Mar Lojo, la directora del Servicio de Prevención y Atención a los Drogopedendientes (SPAD) de Vilagarcía ha presentado su dimisión al cargo. La decisión de la doctora se trató la semana pasada en comisión de gobierno, y los responsables municipales se dieron por enterados. Ahora deberán buscar a otra persona que se haga cargo de un servicio que atiende no solo a los drogodependientes de Vilagarcía, sino a los de un amplio ámbito geográfico que se extiende por casi toda la comarca.
Mar Lojo confirmó ayer su decisión irrevocable, que se debe, fundamentalmente, a cuestiones personales. «Llevo ya 16 años y quiero centrarme en mi faceta de médico», subrayó. De hecho, seguirá en el SPAD como doctora, atendiendo a los pacientes y prescribiéndole los tratamientos, labor que ya ejercía hasta la fecha y que compatibilizaba con la coordinación del servicio.
El gobierno local deberá ahora nombrar un sustituto, aunque al menos hasta fin de año seguirá Mar Lojo, a la espera de que otra persona se ponga al frente del servicio. Lojo aprovechó el conocimiento público de su renuncia para agradecer su colaboración tanto al personal del SPAD como a los responsables, funcionarios y trabajadores del Concello.
El servicio no vive en la actualidad sus mejores momentos, después de que la Xunta recortase las aportaciones a los SPAD gallegos y acordase nombrar a la Fegamp (Federación Galega de Municipios e Provincias) como organismo mediador entre los concellos y la Administración autonómica para todo lo relacionado con los servicios de prevención y atención a los drogodependientes.

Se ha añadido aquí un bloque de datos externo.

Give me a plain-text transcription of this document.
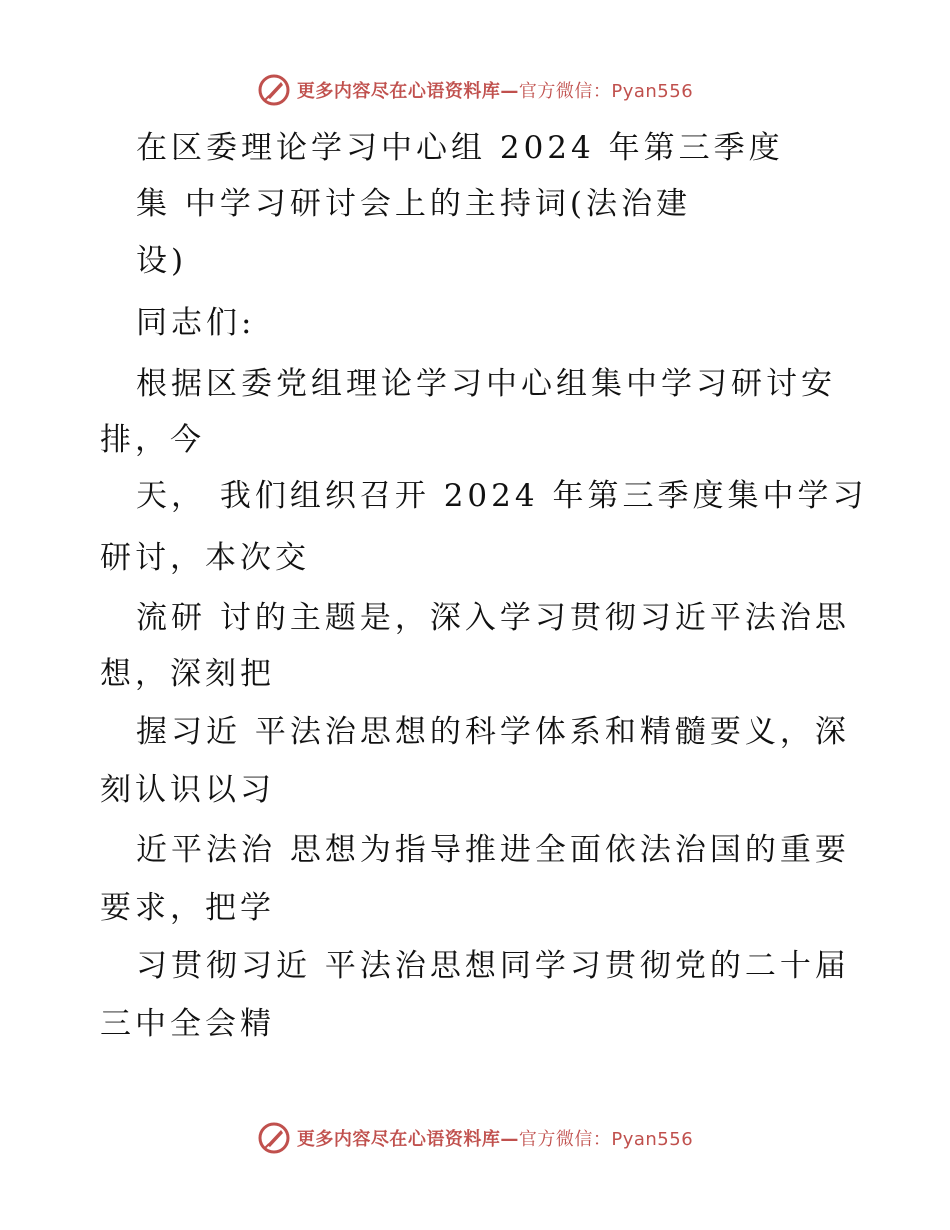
更多内容尽在心语资料库—官方微信：Pyan556
在区委理论学习中心组 2024 年第三季度
集 中学习研讨会上的主持词(法治建
设)
同志们:
根据区委党组理论学习中心组集中学习研讨安
排，今
天， 我们组织召开 2024 年第三季度集中学习
研讨，本次交
流研 讨的主题是，深入学习贯彻习近平法治思
想，深刻把
握习近 平法治思想的科学体系和精髓要义，深
刻认识以习
近平法治 思想为指导推进全面依法治国的重要
要求，把学
习贯彻习近 平法治思想同学习贯彻党的二十届
三中全会精
更多内容尽在心语资料库—官方微信：Pyan556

A todo ello se sumó hace unos meses una movilización de algunos usuarios del servicio, que protestaban por la gestión del mismo. Unos denunciaban las trabas que se les ponía para recibir la metadona en su domicilio y otros se quejaban de que llevaban más de 15 años de tratamiento sin que se les aportase solución alguna.
Protestas
Hace solo unos días, uno de los usuarios y su madre protestaron por cuestiones parecidas. El paciente acababa de sufrir un accidente y tenía dificultades de movimiento, por lo que era su madre la que se acercaba al SPAD para recoger la metadona. Días después, Mar Lojo lo vio en la calle, por lo que a partir de entonces ya no se le suministró la dosis a la madre, conminándolo a acudir al servicio. Según la madre, ese día había salido para ir al médico. Según la directora, «iba con las muletas debajo del brazo. Si podía ir al médico también podía venir al SPAD; aquí las normas son iguales para todos».